Ce fut en 1889, pendant l'Exposition, au moment où le Dôme Central, les Javanaises, la tour Eiffel et le théâtre annamite attiraient la foule à l'immense Kermesse du Champ de Mars, qu'eut lieu à Paris, dans un petit théâtre de Montmartre voué à l'opérette, le congrès socialiste qui décida la manifestation annuelle internationale du 1er mai.

Pourquoi choisit-on cette date poétique et souriante, qui éveille des idées de jeunesse ensoleillée, de renouveau fleuri et d'amour, plutôt que la noire songerie des redoutables problèmes sociaux?

Les journaux de l'époque racontent que les orateurs influents du congrès — Cipriani, Guesde ou Malon — voulaient que la manifestation eût lieu à quelque date rappelant un anniversaire révolutionnaire, comme le 18 mars.
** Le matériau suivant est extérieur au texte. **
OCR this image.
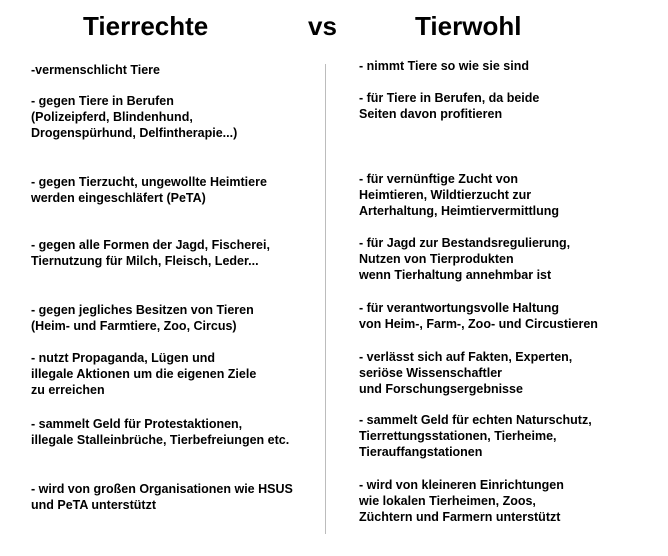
Tierrechte	vs	Tierwohl

-vermenschlicht Tiere

- gegen Tiere in Berufen
(Polizeipferd, Blindenhund,
Drogenspürhund, Delfintherapie...)

- gegen Tierzucht, ungewollte Heimtiere
werden eingeschläfert (PeTA)

- gegen alle Formen der Jagd, Fischerei,
Tiernutzung für Milch, Fleisch, Leder...

- gegen jegliches Besitzen von Tieren
(Heim- und Farmtiere, Zoo, Circus)

- nutzt Propaganda, Lügen und
illegale Aktionen um die eigenen Ziele
zu erreichen

- sammelt Geld für Protestaktionen,
illegale Stalleinbrüche, Tierbefreiungen etc.

- wird von großen Organisationen wie HSUS
und PeTA unterstützt

- nimmt Tiere so wie sie sind

- für Tiere in Berufen, da beide
Seiten davon profitieren

- für vernünftige Zucht von
Heimtieren, Wildtierzucht zur
Arterhaltung, Heimtiervermittlung

- für Jagd zur Bestandsregulierung,
Nutzen von Tierprodukten
wenn Tierhaltung annehmbar ist

- für verantwortungsvolle Haltung
von Heim-, Farm-, Zoo- und Circustieren

- verlässt sich auf Fakten, Experten,
seriöse Wissenschaftler
und Forschungsergebnisse

- sammelt Geld für echten Naturschutz,
Tierrettungsstationen, Tierheime,
Tierauffangstationen

- wird von kleineren Einrichtungen
wie lokalen Tierheimen, Zoos,
Züchtern und Farmern unterstützt
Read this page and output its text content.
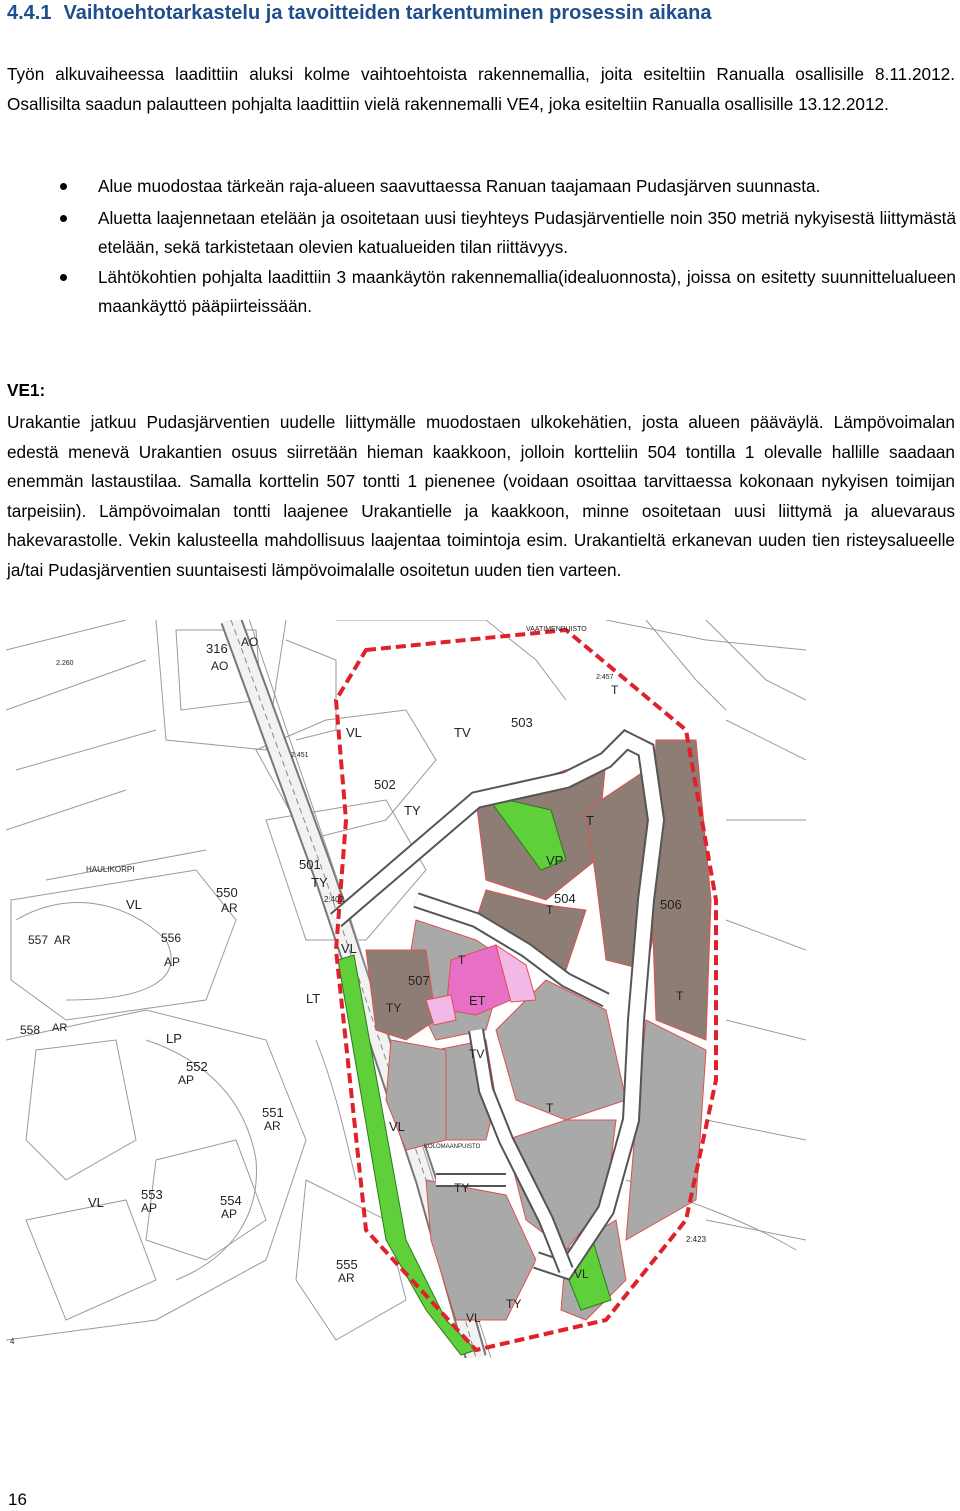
4.4.1 Vaihtoehtotarkastelu ja tavoitteiden tarkentuminen prosessin aikana

Työn alkuvaiheessa laadittiin aluksi kolme vaihtoehtoista rakennemallia, joita esiteltiin Ranualla osallisille 8.11.2012. Osallisilta saadun palautteen pohjalta laadittiin vielä rakennemalli VE4, joka esiteltiin Ranualla osallisille 13.12.2012.

Alue muodostaa tärkeän raja-alueen saavuttaessa Ranuan taajamaan Pudasjärven suunnasta.
Aluetta laajennetaan etelään ja osoitetaan uusi tieyhteys Pudasjärventielle noin 350 metriä nykyisestä liittymästä etelään, sekä tarkistetaan olevien katualueiden tilan riittävyys.
Lähtökohtien pohjalta laadittiin 3 maankäytön rakennemallia(idealuonnosta), joissa on esitetty suunnittelualueen maankäyttö pääpiirteissään.
VE1:

Urakantie jatkuu Pudasjärventien uudelle liittymälle muodostaen ulkokehätien, josta alueen pääväylä. Lämpövoimalan edestä menevä Urakantien osuus siirretään hieman kaakkoon, jolloin kortteliin 504 tontilla 1 olevalle hallille saadaan enemmän lastaustilaa. Samalla korttelin 507 tontti 1 pienenee (voidaan osoittaa tarvittaessa kokonaan nykyisen toimijan tarpeisiin). Lämpövoimalan tontti laajenee Urakantielle ja kaakkoon, minne osoitetaan uusi liittymä ja aluevaraus hakevarastolle. Vekin kalusteella mahdollisuus laajentaa toimintoja esim. Urakantieltä erkanevan uuden tien risteysalueelle ja/tai Pudasjärventien suuntaisesti lämpövoimalalle osoitetun uuden tien varteen.

316 AO
AO
VAATIMENPUISTO
2.260
2:457
T
VL	TV
503
2:451
502
TY
T
VP
501
TY
2:402
HAULIKORPI
550
AR
VL	504
T	506
557 AR	556
AP
VL
T
507
TY	ET	T
LT
558 AR
LP
552
AP
TV
551
AR
T
VL
KOLOMAANPUISTO
TY
VL
553
AP	554
AP
2:423
555
AR	VL
VL
TY
4
16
Lorsqu'un jeune délégué se leva, élégant et coquet, avec sa boutonnière où fleurissaient des violettes, et proposa le 1er mai. Il dit que mai étant l'époque où la nature entière frémit d'espérance, où les germes des choses s'épanouissent en fleurs qui sont de sûres promesses, il convenait de choisir le premier jour de ce beau mois, pour assigner une date à la manifestation où le peuple voulait affirmer sou espoir grandissant et fécond.

Les doctrinaires qui étaient là sourirent un peu de ces divagations poétiques, mais on vota tout de même, sans y attacher d'importance, d'autant plus que personne ne prévoyait ce que deviendrait plus tard le « Premier Mai ».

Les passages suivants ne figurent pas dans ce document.